Wednesday, May 8, 2013
10 months gone
So... 10 months ago, you somehow wound up dying on me. Didn't see it coming, wasn't expecting it...in one moment, my life was shattered. July 4th...one of my favorite holidays, now ruined forever. I know you didn't plan it, you didn't see it coming any more than I did. But it happened. A heart attack they tell me. Gone before you went under. I guess I'll really never know. All I know is that my heart is broken forever. Nothing will ever be normal again. I am left with two teenagers who don't understand this any better than I do. You left us with no plan, no defenses, no clue as to how we're supposed to go on.
So here I am. Single mother, full time nurse. Trying to make sense of things. Nothing makes sense. I'm alone, without you. You got me like no one else. I got you like no one else. Everything is falling apart. All these stupid things that have come up that I can't handle on my own. And you're not here to help. It's so hard.

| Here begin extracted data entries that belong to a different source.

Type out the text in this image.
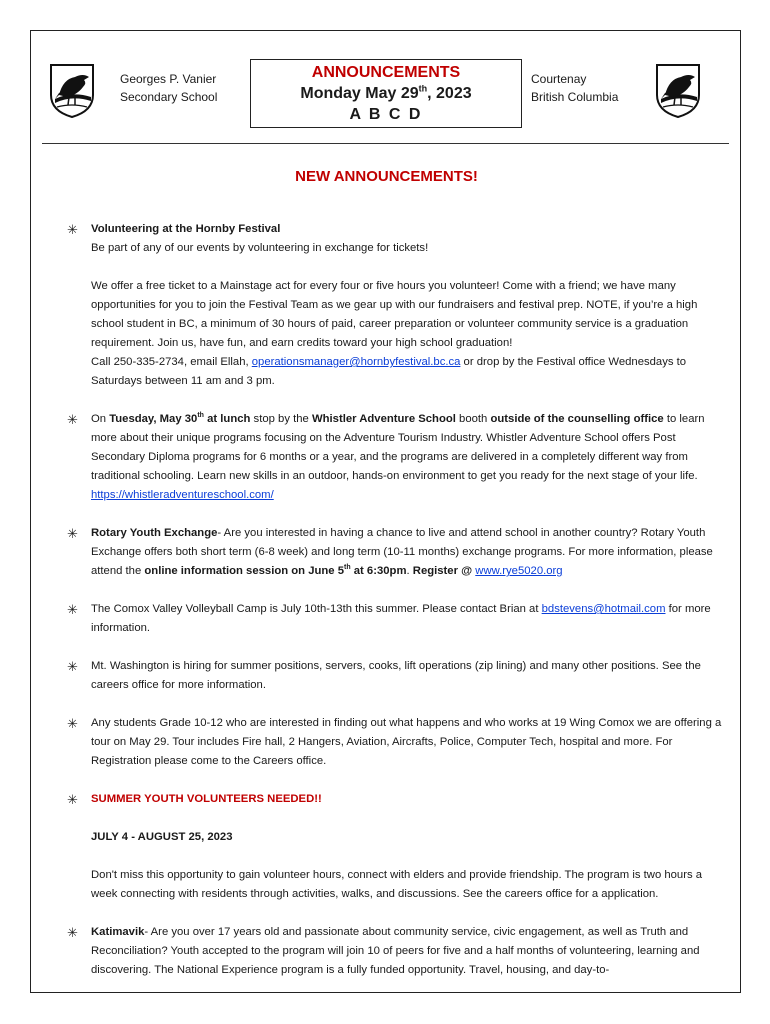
Georges P. Vanier
Secondary School
ANNOUNCEMENTS
Monday May 29th, 2023
A B C D
Courtenay
British Columbia
NEW ANNOUNCEMENTS!
✳ Volunteering at the Hornby Festival
Be part of any of our events by volunteering in exchange for tickets!

We offer a free ticket to a Mainstage act for every four or five hours you volunteer! Come with a friend; we have many opportunities for you to join the Festival Team as we gear up with our fundraisers and festival prep. NOTE, if you’re a high school student in BC, a minimum of 30 hours of paid, career preparation or volunteer community service is a graduation requirement. Join us, have fun, and earn credits toward your high school graduation!
Call 250-335-2734, email Ellah, operationsmanager@hornbyfestival.bc.ca or drop by the Festival office Wednesdays to Saturdays between 11 am and 3 pm.

✳ On Tuesday, May 30th at lunch stop by the Whistler Adventure School booth outside of the counselling office to learn more about their unique programs focusing on the Adventure Tourism Industry. Whistler Adventure School offers Post Secondary Diploma programs for 6 months or a year, and the programs are delivered in a completely different way from traditional schooling. Learn new skills in an outdoor, hands-on environment to get you ready for the next stage of your life. https://whistleradventureschool.com/

✳ Rotary Youth Exchange- Are you interested in having a chance to live and attend school in another country? Rotary Youth Exchange offers both short term (6-8 week) and long term (10-11 months) exchange programs. For more information, please attend the online information session on June 5th at 6:30pm. Register @ www.rye5020.org

✳ The Comox Valley Volleyball Camp is July 10th-13th this summer. Please contact Brian at bdstevens@hotmail.com for more information.

✳ Mt. Washington is hiring for summer positions, servers, cooks, lift operations (zip lining) and many other positions. See the careers office for more information.

✳ Any students Grade 10-12 who are interested in finding out what happens and who works at 19 Wing Comox we are offering a tour on May 29. Tour includes Fire hall, 2 Hangers, Aviation, Aircrafts, Police, Computer Tech, hospital and more. For Registration please come to the Careers office.

✳ SUMMER YOUTH VOLUNTEERS NEEDED!!

JULY 4 - AUGUST 25, 2023

Don't miss this opportunity to gain volunteer hours, connect with elders and provide friendship. The program is two hours a week connecting with residents through activities, walks, and discussions. See the careers office for a application.

✳ Katimavik- Are you over 17 years old and passionate about community service, civic engagement, as well as Truth and Reconciliation? Youth accepted to the program will join 10 of peers for five and a half months of volunteering, learning and discovering. The National Experience program is a fully funded opportunity. Travel, housing, and day-to-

I'm lonely...I miss you like you could never imagine. Why you? Why now? It hurts beyond measure. I'm capable, they tell me. I'm strong, they tell me. I'm better off without you... Never. Never. Never. I'm alone, heartbroken, missing you like you could never imagine...I'm in a endless, living nightmare. There's so much I want to tell you...so much you've missed. I cannot accept it.